Folha de S. Paulo


Curdos ainda estão longe de realizar o sonho do país próprio

Quase cem anos atrás, os curdos chegaram bem perto do sonho do país próprio, com o efêmero Tratado de Sévres.

O povo que hoje se espalha por quatro países —Irã, Turquia, Iraque e Síria— e chega a 30 milhões, na época era parte do Império Otomano.

Os otomanos foram derrotados na Primeira Guerra Mundial e tiveram seu território repartido entre as potências. E um dos acordos firmados na época, o Tratado de Sévres, determinava que os otomanos renunciariam a todos os territórios que não eram originalmente turcos e dava autonomia ao Curdistão, prevendo um plebiscito.

Safin Hamed/AFP
Curdos comemoram plebiscito sobre independência em Irbil, capital do Curdistão iraquiano
Curdos comemoram plebiscito sobre independência em Irbil, capital do Curdistão iraquiano

A alegria foi fugaz. A população turca se revoltou contra o tratado, que impunha enorme perda territorial, e esse foi o estopim da guerra da independência turca.

Em 1923, as potências assinaram o Tratado de Lausanne, que nem sequer mencionava a existência dos curdos.

O atual plebiscito de independência do Governo Regional do Curdistão no Iraque também parece um sonho fugaz de país próprio.

A região do norte do Iraque conhecida como GRC, ocupada pelos curdos, conquistou autonomia em 1991, com incentivo dos americanos. Mas os curdos passaram a pleitear independência total de Bagdá e enfrentam oposição não só do governo iraquiano mas também de outros países como Turquia e Irã, onde há minorias curdas e temor de movimentos separatistas.

Para Bagdá, uma secessão curda implicaria perda de território e de boa parte da produção de petróleo do país. Os curdos reivindicam várias áreas que foram conquistadas pelos soldados peshmerga durante o combate ao Estado Islâmico (EI). Entre elas está Kirkuk, cidade produtora de petróleo com população árabe, cristã e turcomena, contrária ao domínio curdo.
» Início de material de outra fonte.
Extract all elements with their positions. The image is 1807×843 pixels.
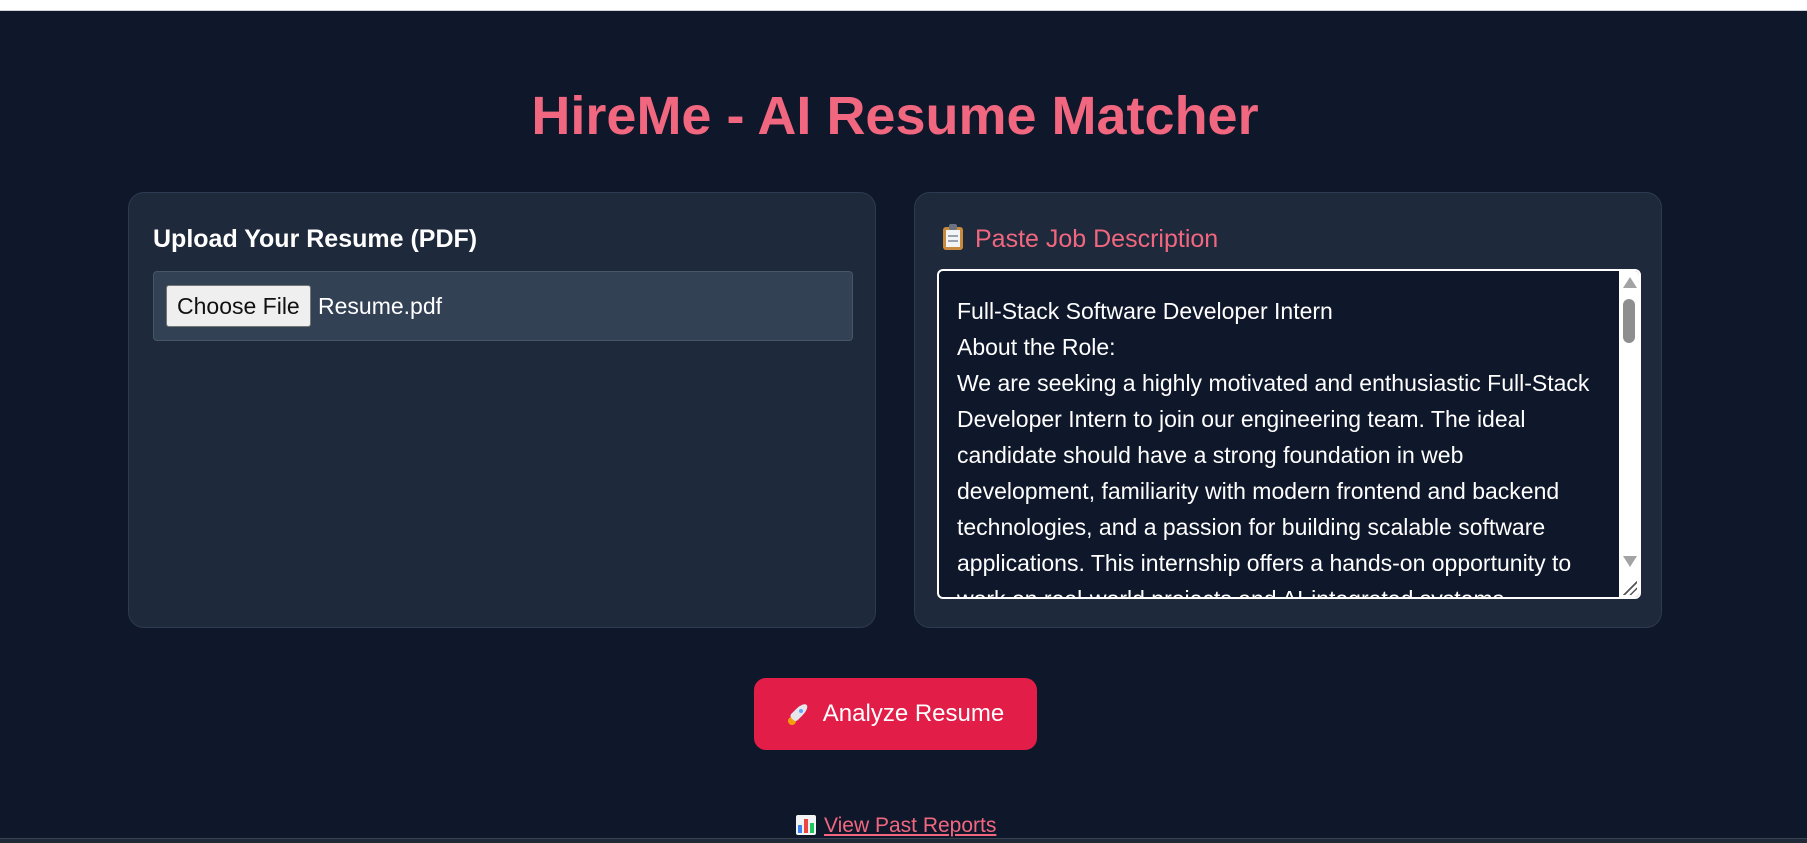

O plebiscito não é vinculante, e o presidente do GRC, Massoud Barzani, quer usar o resultado para se cacifar em negociações com o governo central em Bagdá e para conquistar apoio interno.

Mas o governo xiita em Bagdá não vai aceitar pacificamente. O Parlamento iaquiano está pedindo que o primeiro-ministro Haider al-Abadi envie tropas para ocupar os campos de exploração de petróleo no GRC. Bagdá também afirmou que vai fechar os aeroportos do GRC, em Irbil e Sulaimaniya.

Barzani também melou as relações amigáveis —e economicamente convenientes— com o governo turco ao insistir no plebiscito.

O presidente da Turquia, Recep Tayyip Erdogan, afirmou que o plebiscito é "ilegítimo" e ameaça cortar o cordão umbilical dos curdos iraquianos com o mundo. O GRC exporta seu petróleo através de um oleoduto que passa pela Turquia.

"Vamos ver como o GRC vai transportar seu petróleo e onde vai vendê-lo", disse Erdogan. "Somos os donos da torneira. No momento em que fecharmos a torneira, acabou."

Os EUA deram corda para os curdos, armando e equipando os peshmerga iraquianos e a milícia curda síria YPG na luta contra o Estado Islâmico, mesmo diante de enormes protestos de Erdogan —que acusa a YPG de ser um braço do PKK, o Partido dos Trabalhadores Curdos, considerado terrorista.

E como salvadores da pátria contra os extremistas do EI —o Exército iraquiano protagonizou um vexame épico em 2014 — os curdos não querem abrir mão dos territórios conquistados e acham que merecem apoio ao pleito pela independência como reconhecimento por seu papel na guerra contra a facção terrorista.

Mas, por enquanto, os únicos a declararem apoio formal à independência dos curdos iraquianos foram os israelenses —o que não é exatamente um incentivo para os demais países da região.

Os americanos já disseram estar "profundamente decepcionados" com a decisão de levar adiante o plebiscito, apesar de elogiarem a "relação histórica" com os curdos. Ou seja, amigos, amigos, negócios à parte. Para lutar contra o EI, tudo bem, mas comprar briga com Bagdá e Turquia, aí já é demais.